APCO Oil Corporation
- Industry: petroleum distribution
- Predecessor: Anderson-Prichard Oil Corporation
- Founded: 1960
- Defunct: 1979
- Fate: Dissolved in 1979
- Successor: Anderson Family Office
- Headquarters: Oklahoma City, Oklahoma, USA
- Area served: Arkansas, Idaho, Illinois, Iowa, Kansas, Minnesota, Missouri, Nebraska, New Mexico, North Dakota, Oklahoma, South Dakota, Texas
- Key people: Lev H. Prichard & J. Steve Anderson
- Products: APCO Gasoline

= APCO Oil Corporation =

APCO Oil Corporation was an oil and petroleum goods marketing and distribution company that operated in the Oklahoma region from 1960–1979. It was a successor company to the Anderson-Prichard Oil Corporation. The term “APCO” has also been used by other entities related to the Anderson-Prichard brand.

==Name==
“APCO” was a common acronym used within the Anderson-Prichard Oil Corporation since its founding in 1922. As early as 1926, Anderson-Prichard began attempts at trademarking the acronym, first through overtures to the American Pacific Company, and later through communications with the American Oil Company, whose trading name AMOCO was thought to be too similar. The two companies finally came to an agreement in 1954 permitting Anderson-Prichard to use the APCO name and logo.

==History==
APCO Oil Corporation was created in 1960 when outside investors purchased the remaining parts of the Anderson-Prichard Oil Company, particularly its marketing and distribution units. In 1961, APCO remained a Fortune 500 company. The company operated service stations around Oklahoma and neighboring states including Texas, Kansas, Arkansas, and Missouri, as well as states further afield in the Midwest such as Nebraska, North Dakota, South Dakota, Minnesota, Iowa, Wisconsin and Illinois. The company was dissolved in 1979. The APCO logo was still used after the company’s dissolution by many independent service stations, and can still be spotted occasionally in the region.

==Other uses==
The term “APCO” was frequently used informally to describe the pre-existing Anderson-Prichard Oil Company, most prominently in the case of APCO Tower in Oklahoma City, were the company was headquartered.

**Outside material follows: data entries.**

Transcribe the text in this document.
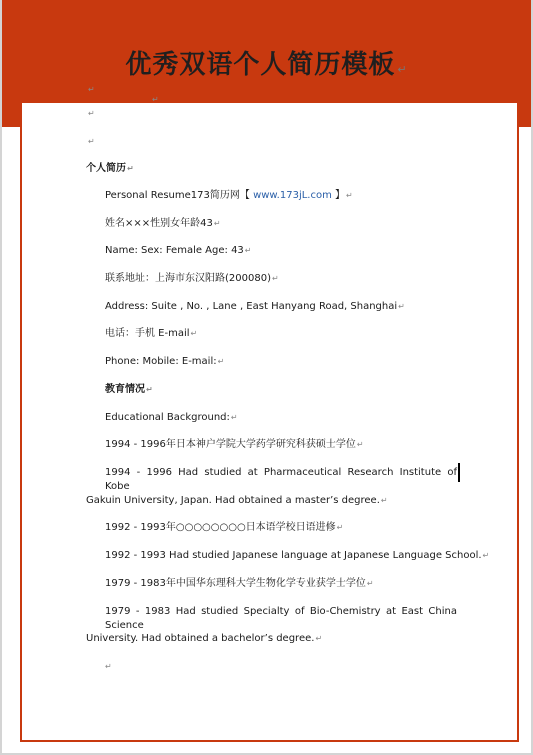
优秀双语个人简历模板 ↵
↵
↵
↵
↵
个人简历↵
Personal Resume173简历网【 www.173jL.com 】↵
姓名×××性别女年龄43↵
Name: Sex: Female Age: 43↵
联系地址：上海市东汉阳路(200080)↵
Address: Suite , No. , Lane , East Hanyang Road, Shanghai↵
电话：手机 E-mail↵
Phone: Mobile: E-mail:↵
教育情况↵
Educational Background:↵
1994 - 1996年日本神户学院大学药学研究科获硕士学位↵
1994 - 1996 Had studied at Pharmaceutical Research Institute of Kobe
Gakuin University, Japan. Had obtained a master’s degree.↵
1992 - 1993年○○○○○○○○日本语学校日语进修↵
1992 - 1993 Had studied Japanese language at Japanese Language School.↵
1979 - 1983年中国华东理科大学生物化学专业获学士学位↵
1979 - 1983 Had studied Specialty of Bio-Chemistry at East China Science
University. Had obtained a bachelor’s degree.↵
↵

Since 2010, APCO Oil Corporation has been owned and operated by Anderson Prichard Oil Company founder J. Steve Anderson’s great grandson Thomas S. Austin to manage the Anderson Family’s legacy mineral rights as well as producing new wells in Texas & Oklahoma.

The “APCO” name was again used by Lev Prichard III, grandson of Anderson-Prichard Oil co-founder Lev Prichard, when he created Apco Minerals, LLP in 1995 to manage the family’s legacy mineral rights. Since 2009, the company has been managed by Prichard’s widow, Ella Wall Prichard, and is participating in the current shale oil boom in Oklahoma.

"APCO" is also the name used by the independent Australian service-station franchise Anderson Petroleum Company.